What if Communist North Korea was an avid junior ally and "puppet" of China in the Cold War and beyond?

raharris1973

Well-known member
What if the North Korean regime after the Korean War, instead of developing increasing idiosyncracies over time, playing both the Chinese and Soviets, transforming ideologically from Marxism-Leninism to Juche and Songnum (Military-First), and pressing eventually to independent and nuclear weapons development, had instead resumed a historically comfortable role as China's loyal junior partner.

This can be either because this Kim dynasty members just make different choices and have different priorities personally, or because elder Kim is replaced at some point in the 50s or 60s.

This North Korea does things differently. In the security realm, it maintains a mutual security treaty with China, and counts on China to augment its own conventional forces to defend its existence against any attack by South Korea, Japan, or the USA (or extremely hypothetically at some points, the USSR/Russia). Counting on China's "nuclear umbrella" once China has ICBM capability, this North Korea never bothers developing nuclear weapons or intercontinental missiles, although it may certainly have civil nuclear power for electricity generation.

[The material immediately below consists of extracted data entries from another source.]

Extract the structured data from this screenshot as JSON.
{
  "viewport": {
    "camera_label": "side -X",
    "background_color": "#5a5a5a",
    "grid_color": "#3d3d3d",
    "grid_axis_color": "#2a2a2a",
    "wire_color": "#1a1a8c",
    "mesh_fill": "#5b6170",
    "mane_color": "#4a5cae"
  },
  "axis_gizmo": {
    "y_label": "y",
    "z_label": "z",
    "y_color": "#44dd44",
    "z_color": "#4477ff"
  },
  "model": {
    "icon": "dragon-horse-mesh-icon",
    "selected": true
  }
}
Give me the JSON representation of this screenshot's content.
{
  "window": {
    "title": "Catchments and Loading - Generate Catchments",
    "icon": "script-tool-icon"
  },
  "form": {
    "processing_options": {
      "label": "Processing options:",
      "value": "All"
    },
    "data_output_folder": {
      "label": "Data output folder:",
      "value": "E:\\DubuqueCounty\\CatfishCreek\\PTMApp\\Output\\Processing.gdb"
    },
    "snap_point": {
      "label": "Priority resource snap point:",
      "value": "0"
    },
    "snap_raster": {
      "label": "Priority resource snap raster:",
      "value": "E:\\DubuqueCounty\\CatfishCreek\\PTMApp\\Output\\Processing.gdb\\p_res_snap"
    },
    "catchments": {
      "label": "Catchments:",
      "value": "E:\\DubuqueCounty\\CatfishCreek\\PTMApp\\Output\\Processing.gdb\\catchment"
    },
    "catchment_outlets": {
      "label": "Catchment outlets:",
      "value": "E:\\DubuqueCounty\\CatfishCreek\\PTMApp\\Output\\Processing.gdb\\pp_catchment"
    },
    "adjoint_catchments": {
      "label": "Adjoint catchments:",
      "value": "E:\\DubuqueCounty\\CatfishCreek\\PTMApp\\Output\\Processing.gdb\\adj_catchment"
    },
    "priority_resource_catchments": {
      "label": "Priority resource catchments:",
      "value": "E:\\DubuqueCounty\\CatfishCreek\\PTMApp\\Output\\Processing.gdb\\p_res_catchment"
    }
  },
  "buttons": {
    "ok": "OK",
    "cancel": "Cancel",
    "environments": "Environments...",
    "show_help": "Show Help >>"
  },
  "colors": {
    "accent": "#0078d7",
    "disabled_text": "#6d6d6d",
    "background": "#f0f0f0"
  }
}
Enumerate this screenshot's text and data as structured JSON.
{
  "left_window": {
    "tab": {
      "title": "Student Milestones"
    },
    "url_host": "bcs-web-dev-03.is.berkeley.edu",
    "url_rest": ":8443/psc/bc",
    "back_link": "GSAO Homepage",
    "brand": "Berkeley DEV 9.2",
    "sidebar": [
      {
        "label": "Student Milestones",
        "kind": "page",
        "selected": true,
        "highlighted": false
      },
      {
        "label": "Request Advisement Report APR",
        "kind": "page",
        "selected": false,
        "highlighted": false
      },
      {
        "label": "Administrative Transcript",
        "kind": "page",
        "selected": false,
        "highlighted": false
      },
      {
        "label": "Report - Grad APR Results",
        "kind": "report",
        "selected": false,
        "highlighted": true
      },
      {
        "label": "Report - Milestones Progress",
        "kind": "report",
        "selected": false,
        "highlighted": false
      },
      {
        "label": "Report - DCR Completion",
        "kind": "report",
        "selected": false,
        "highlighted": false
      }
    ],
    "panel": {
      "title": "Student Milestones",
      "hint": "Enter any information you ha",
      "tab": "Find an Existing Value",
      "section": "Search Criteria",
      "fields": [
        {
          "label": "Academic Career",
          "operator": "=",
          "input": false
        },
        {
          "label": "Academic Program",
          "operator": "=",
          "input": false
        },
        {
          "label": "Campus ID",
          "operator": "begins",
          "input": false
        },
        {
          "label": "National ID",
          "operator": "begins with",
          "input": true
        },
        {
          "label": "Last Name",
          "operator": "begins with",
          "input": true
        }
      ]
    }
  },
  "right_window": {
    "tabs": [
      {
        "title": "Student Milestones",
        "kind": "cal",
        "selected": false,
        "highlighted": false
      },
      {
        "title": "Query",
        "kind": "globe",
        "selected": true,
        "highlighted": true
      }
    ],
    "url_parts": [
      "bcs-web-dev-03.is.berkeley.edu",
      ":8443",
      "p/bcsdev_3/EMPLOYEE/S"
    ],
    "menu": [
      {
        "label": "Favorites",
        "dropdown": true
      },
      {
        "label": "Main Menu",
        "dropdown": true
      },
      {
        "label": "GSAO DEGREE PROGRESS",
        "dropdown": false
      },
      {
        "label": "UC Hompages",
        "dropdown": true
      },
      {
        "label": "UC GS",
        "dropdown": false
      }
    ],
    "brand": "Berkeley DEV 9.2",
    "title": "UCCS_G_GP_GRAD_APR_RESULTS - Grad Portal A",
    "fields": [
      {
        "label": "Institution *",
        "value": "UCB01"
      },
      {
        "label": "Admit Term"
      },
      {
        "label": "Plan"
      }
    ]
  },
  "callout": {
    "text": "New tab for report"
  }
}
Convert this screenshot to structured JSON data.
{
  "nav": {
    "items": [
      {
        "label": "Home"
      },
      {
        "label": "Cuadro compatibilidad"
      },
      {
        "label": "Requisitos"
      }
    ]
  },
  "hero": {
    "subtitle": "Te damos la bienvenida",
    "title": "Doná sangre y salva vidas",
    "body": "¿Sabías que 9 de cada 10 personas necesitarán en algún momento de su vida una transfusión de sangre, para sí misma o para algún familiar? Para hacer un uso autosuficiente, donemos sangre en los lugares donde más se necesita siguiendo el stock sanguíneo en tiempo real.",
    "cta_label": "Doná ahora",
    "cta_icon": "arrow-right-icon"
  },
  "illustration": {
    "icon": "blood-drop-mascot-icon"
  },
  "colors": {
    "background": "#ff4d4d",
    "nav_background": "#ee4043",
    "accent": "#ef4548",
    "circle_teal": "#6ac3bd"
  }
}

In the domestic political realm, it retains strict party control. If it's the Kim's in charge they are still dynastic, if not the Kim's, they oscillate between one-man and more collective rule that is not as concentrated.

In the economic realm, North Korea starts market reforms not long after China does, perhaps proceeding more cautiously, but generally reforming as much as Vietnam does.

This is a North Korea that trusts in China and relies on it.

What would this history of this North Korea, Northeast Asia, and the world look like as a consequence from the 1980s through the 2020s?